Implementation Hints:

WebSocket support requires:

HTTP Upgrade: Detect and handle the WebSocket handshake
Frame parsing: Understand the WebSocket frame format
Connection management: Track active WebSocket connections
Message routing: Route messages to appropriate handlers
Pub/Sub: Broadcast messages to multiple clients
Heartbeat: Keep connections alive

WebSocket handshake (HTTP upgrade):

GET /chat HTTP/1.1
Upgrade: websocket
Connection: Upgrade
Sec-WebSocket-Key: x3JJHMbDL1EzLkh9GBhXDw==
Sec-WebSocket-Version: 13

HTTP/1.1 101 Switching Protocols
Upgrade: websocket
Connection: Upgrade
Sec-WebSocket-Accept: HSmrc0sMlYUkAGmm5OPpG2HaGWk=

WebSocket frame format (simplified):

FIN bit (is this the last fragment?)
Opcode (0=continuation, 1=text, 2=binary, 8=close)
Mask bit (client frames are masked)
Payload length
Mask key (if masked)
Payload data

Think about:

How do you upgrade an HTTP connection to WebSocket?
How do you parse WebSocket frames?
How do you handle fragmented messages?
How do you detect when a client disconnects?
How do you broadcast to multiple clients efficiently?
How do you handle backpressure (slow clients)?

Learning milestones:

WebSocket handshake works → You understand HTTP upgrade
Messages send and receive → You understand frame format
Multiple clients connect → You understand connection management
Broadcasting works → You understand pub/sub patterns

Project 17: Middleware Composition (Advanced Patterns)

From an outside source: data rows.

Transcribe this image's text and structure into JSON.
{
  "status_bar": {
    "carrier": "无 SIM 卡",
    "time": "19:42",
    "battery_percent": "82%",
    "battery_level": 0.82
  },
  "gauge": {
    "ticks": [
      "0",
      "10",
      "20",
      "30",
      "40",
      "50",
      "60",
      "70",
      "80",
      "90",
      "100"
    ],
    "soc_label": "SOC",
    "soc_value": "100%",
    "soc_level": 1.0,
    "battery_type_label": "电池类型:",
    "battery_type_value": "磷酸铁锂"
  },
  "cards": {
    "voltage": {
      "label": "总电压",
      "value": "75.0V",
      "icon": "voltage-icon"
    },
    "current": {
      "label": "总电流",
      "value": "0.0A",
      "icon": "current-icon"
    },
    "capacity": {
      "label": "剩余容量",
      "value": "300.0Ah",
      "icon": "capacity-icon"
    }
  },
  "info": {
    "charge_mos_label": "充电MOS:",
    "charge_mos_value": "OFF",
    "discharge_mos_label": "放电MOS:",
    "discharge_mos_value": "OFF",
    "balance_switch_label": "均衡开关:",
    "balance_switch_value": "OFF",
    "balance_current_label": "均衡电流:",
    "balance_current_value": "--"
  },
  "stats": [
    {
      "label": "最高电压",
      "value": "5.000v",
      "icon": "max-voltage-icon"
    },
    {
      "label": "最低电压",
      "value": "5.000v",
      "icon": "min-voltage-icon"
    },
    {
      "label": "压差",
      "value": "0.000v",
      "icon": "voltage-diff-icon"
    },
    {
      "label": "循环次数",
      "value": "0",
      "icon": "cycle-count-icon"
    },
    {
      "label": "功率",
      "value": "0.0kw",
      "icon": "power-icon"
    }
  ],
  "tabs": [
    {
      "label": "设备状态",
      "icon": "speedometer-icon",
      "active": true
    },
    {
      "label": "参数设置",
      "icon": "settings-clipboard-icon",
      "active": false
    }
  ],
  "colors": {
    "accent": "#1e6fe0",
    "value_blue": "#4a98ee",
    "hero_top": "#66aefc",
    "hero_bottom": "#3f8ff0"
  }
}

Main Programming Language: Python
Alternative Programming Languages: JavaScript, Go, Rust
Coolness Level: Level 4: Hardcore Tech Flex
Business Potential: 1. The “Resume Gold”
Difficulty: Level 3: Advanced
Knowledge Area: Functional Programming / Composition / Design Patterns
Software or Tool: Flask, Express, Koa
Main Book: “Domain-Driven Design” by Eric Evans

What you’ll build: Advanced middleware patterns: middleware factories, conditional middleware, parallel middleware execution, and middleware stacks. Implement common middleware (CORS, compression, authentication) using your patterns.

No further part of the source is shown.